Siamese Crocodile Skull Crocodylus siamensis cm 31 x 11.7 Reptilia Loricata Crocodylidae, complete of mandible, only a piece, as in photos.
CITES included.
Family: Crocodylidae.
Common name: Siamese Crocodile.

The Siamese Crocodile (Crocodylus siamensis, Schneider, 1801) is a species of freshwater crocodile native to Southeast Asia.
The young specimens measure 1.2-1.5 m and weigh 6-12 kg, while the adult specimen can reach a length of up to 4 meters and 350 kg in weight. It has a rather broad muzzle and a high bony crest behind each eye. Overall, it is olive green in color, with some variation to dark green.
Siamese crocodiles are found in a wide range of freshwater habitats, including slow-flowing rivers and streams, lakes and swamps.
They feed mainly on fish and snakes, but also on amphibians and small mammals. Very little is known about the habits of this species in the wild, but the females build mound-shaped nests with plant debris scraped and mixed with mud. In captivity, these crocodiles reproduce during the rainy season (April to May), laying between 15 and 50 eggs, which are then supervised until hatching. After incubation, the female assists her young as they emerge from the eggs and then carries the young into the water in her jaws.

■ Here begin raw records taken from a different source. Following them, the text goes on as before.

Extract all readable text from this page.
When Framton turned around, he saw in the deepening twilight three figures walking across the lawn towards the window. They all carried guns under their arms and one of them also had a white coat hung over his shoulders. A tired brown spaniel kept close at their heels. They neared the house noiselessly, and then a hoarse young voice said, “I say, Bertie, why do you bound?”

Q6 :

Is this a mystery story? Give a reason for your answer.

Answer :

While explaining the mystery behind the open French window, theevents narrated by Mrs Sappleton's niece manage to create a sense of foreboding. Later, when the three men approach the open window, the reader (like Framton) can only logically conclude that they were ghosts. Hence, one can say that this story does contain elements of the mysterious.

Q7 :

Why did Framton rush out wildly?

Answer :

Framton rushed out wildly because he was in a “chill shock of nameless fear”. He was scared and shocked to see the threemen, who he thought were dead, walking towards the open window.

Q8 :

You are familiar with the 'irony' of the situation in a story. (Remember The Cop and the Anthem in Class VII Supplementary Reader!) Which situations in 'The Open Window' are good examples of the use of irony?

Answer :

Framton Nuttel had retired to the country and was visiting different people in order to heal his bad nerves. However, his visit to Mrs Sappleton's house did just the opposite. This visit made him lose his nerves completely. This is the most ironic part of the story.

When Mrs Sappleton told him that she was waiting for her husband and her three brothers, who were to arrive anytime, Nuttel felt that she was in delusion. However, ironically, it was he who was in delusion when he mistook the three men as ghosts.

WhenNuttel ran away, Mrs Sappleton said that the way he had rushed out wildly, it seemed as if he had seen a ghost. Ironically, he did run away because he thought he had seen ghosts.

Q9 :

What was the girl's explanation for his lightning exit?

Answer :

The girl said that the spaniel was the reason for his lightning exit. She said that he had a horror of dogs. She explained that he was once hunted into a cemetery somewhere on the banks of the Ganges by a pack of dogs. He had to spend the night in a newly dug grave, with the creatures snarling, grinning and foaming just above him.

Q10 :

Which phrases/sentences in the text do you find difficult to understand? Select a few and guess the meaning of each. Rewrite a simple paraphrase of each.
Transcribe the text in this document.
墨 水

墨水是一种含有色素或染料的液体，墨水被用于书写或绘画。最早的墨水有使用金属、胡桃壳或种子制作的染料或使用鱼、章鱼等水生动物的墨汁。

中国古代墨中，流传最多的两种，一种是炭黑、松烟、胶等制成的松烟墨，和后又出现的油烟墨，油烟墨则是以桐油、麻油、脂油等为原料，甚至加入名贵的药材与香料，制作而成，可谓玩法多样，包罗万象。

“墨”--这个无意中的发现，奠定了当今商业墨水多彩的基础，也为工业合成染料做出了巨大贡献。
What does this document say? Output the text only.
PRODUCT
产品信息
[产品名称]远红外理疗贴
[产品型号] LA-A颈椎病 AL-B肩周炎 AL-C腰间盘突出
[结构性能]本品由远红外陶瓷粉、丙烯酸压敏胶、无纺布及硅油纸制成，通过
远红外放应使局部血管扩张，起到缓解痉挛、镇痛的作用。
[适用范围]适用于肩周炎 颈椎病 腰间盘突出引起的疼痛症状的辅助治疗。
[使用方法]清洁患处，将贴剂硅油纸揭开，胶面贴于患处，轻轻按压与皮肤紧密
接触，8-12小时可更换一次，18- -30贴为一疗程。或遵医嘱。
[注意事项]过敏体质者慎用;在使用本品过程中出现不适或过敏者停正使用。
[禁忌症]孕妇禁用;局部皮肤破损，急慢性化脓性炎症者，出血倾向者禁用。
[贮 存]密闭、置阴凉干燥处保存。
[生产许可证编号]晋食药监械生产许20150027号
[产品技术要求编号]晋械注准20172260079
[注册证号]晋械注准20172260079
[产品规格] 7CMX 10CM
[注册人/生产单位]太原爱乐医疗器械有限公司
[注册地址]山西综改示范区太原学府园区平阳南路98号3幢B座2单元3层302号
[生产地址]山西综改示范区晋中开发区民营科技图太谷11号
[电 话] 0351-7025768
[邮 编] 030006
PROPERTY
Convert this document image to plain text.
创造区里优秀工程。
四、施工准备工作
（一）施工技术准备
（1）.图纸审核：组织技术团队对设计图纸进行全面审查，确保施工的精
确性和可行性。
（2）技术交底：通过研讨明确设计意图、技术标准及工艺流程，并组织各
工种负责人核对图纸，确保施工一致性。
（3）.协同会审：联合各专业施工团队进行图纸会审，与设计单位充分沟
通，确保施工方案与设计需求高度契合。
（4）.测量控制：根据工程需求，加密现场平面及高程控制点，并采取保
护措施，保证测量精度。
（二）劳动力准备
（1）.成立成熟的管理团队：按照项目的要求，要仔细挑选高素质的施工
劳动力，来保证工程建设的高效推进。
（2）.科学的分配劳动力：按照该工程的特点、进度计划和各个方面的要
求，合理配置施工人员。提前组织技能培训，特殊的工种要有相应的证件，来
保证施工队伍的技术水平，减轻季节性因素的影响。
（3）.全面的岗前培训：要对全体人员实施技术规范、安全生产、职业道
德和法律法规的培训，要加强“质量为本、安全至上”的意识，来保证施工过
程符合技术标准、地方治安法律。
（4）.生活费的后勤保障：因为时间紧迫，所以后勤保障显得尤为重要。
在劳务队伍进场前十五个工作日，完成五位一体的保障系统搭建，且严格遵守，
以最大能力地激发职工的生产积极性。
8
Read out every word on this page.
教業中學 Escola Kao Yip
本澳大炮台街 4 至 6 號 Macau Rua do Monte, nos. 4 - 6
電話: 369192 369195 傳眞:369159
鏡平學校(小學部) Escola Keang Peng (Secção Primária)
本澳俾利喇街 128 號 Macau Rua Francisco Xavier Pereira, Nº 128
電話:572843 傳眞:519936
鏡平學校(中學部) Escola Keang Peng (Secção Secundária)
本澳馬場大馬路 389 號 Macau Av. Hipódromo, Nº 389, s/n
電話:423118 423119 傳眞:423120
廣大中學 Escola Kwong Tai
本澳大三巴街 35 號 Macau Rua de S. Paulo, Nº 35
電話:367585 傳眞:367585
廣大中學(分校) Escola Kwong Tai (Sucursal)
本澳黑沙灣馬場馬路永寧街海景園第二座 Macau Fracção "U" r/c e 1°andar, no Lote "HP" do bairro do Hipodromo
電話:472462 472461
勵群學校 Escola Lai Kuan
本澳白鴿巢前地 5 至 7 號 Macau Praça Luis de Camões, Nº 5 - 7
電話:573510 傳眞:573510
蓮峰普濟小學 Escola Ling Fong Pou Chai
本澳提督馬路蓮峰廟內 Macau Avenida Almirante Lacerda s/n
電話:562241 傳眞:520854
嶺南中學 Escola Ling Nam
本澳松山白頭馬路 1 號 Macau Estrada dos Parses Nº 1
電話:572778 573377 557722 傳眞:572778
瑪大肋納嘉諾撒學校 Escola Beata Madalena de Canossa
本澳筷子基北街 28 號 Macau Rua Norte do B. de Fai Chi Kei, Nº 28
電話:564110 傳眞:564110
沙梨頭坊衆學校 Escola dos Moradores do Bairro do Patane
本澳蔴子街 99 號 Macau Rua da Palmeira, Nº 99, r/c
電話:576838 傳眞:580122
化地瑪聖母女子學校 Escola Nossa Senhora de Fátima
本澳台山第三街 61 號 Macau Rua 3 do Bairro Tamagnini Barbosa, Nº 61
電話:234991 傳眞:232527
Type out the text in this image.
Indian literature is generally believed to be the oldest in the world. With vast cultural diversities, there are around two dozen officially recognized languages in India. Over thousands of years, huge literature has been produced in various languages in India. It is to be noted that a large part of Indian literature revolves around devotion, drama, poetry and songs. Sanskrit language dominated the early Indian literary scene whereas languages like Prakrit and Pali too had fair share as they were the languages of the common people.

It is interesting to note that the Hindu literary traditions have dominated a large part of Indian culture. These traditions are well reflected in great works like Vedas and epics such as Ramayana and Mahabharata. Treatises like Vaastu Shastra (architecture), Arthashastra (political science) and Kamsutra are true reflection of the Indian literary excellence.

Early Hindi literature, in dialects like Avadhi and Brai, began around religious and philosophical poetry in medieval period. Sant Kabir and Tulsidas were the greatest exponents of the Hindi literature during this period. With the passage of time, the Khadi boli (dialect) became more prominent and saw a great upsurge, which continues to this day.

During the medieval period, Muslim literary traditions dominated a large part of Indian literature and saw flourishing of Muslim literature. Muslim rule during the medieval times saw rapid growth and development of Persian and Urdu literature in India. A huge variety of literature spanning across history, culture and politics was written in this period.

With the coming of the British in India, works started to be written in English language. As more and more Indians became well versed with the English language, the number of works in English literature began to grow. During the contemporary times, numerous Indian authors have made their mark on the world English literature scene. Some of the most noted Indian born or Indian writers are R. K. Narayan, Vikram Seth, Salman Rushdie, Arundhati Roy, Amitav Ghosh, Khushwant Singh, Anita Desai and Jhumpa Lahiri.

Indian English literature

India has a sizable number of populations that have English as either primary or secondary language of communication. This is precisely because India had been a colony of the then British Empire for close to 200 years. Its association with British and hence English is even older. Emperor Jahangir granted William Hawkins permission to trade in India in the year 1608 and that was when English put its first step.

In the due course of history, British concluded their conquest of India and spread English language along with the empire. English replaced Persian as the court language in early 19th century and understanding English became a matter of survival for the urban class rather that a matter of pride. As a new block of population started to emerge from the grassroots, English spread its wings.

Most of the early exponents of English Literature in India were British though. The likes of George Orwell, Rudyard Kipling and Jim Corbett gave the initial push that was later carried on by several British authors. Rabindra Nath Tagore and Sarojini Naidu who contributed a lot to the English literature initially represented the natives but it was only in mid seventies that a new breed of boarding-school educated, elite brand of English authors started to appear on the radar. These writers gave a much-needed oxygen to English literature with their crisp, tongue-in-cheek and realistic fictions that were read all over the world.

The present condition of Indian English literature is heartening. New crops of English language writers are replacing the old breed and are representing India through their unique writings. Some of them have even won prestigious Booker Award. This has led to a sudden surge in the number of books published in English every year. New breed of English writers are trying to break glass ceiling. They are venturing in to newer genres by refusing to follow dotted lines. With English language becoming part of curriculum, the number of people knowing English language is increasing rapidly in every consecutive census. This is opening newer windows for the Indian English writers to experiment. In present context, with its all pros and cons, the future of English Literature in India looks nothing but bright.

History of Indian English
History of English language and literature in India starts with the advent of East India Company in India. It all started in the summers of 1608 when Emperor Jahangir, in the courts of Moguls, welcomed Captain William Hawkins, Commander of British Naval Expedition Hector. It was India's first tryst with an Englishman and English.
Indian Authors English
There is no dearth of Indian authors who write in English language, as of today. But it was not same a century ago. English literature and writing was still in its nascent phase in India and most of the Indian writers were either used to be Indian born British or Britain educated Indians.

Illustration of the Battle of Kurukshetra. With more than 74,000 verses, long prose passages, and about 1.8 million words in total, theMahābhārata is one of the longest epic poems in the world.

At the end of the 19th century this reptile - present in Vietnam, Laos, the Malacca peninsula, Thailand and in the islands of Java and Borneo - was common and widespread in all the lakes and swamps of Indochina. Later, due to the man looking for his skins and due to the devastation of the habitats, the species disappeared; it is one of the most endangered crocodiles in the wild, although it is widely bred in captivity. In the 21st century, in fact, in Myanmar, Laos, Cambodia, China and Thailand, attempts are being made to repopulate the species with an intensive program of reintegration and conservation in their habitats which essentially makes use of commercial breeding. Since 2012, numerous purebred Cambodian Siamese crocodiles have been released into protected areas to bolster impoverished wild populations. A number of individuals kept in captivity are the result of hybridization with the saltwater crocodile, but several thousand "pure" individuals exist in captivity and are regularly bred, especially in Thailand. In particular, Thailand's Pang Sida National Park, near Cambodia, has a project to reintroduce the Siamese crocodile into the wild. Numerous young crocodiles were released into a small and remote river in the park, not accessible to visitors. Thailand has the best-organized system of protected areas, the largest source of farm-raised crocodiles for restocking, and the region's most developed crocodile management program. Although therefore the species has practically disappeared from the natural environment, it is possible to re-establish viable populations in protected areas.
Our specimens for sale, all duly reported, come from Thai breeding centers, the number of which and relative culls are under strict control.